Quirks & Quarks

Do cows produce more methane than rotting grass?

Decomposing plants also release methane, but no more or less than cows

Decomposing plants also release methane but no more or less than cows

Cows release methane faster, but no more or less than decomposing plants. (Getty Images)
Listen2:22

This weeks question comes from Cheri Harris in Edmonton, Alberta. Cheri asks:

There's a lot of discussion around the amount of methane that cattle produce by digesting their food. But what if the pasture was just left to decompose? How would the amount of methane produced by the two compare?  

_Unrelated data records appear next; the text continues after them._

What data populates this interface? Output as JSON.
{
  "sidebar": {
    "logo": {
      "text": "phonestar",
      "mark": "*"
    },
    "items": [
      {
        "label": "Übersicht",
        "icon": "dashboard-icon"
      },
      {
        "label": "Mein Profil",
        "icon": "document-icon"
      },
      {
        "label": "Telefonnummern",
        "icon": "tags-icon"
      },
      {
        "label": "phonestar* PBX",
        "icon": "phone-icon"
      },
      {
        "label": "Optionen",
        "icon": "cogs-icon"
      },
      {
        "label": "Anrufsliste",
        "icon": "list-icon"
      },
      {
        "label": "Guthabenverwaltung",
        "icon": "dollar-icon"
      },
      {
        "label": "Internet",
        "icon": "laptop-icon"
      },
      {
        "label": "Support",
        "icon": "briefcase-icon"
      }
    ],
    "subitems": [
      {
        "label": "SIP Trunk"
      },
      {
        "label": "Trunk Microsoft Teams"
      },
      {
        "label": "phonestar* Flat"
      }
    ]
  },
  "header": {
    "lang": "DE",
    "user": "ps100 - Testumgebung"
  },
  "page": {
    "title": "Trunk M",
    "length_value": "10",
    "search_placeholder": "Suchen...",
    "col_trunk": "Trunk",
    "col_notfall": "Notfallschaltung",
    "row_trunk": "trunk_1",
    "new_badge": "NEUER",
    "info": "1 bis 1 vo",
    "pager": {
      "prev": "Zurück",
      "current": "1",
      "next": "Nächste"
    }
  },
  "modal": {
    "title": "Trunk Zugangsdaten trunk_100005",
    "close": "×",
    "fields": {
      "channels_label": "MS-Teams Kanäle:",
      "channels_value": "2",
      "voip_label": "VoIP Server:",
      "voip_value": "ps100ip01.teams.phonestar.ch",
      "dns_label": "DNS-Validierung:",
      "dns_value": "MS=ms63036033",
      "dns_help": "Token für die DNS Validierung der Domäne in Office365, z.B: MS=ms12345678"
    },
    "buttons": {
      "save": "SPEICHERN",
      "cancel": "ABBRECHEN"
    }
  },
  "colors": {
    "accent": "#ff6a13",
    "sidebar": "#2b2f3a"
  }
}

We went to Christine Baes, associate professor in the department of animal biosciences at the university of Guelph, for the answer.

She said that it's important to note that methane is not released by the cows themselves, but the bacteria in their gut. Similar bacteria also exist in the environment and produce methane in wetlands, rice fields and landfills.

The actual amount of methane released from a single blade of grass wouldn't change if it was just left to decompose, or if it was eaten by a cow and then digested by the bacteria in their gut.

The only difference is that the methane would be released more quickly by a cow or other ruminants (animals that acquire nutrients from plant-based foods with the help of microorganisms).

The amount of methane that different bacteria release (whether in a cow's gut or in the field) is still unknown at this point, but is an area of ongoing research.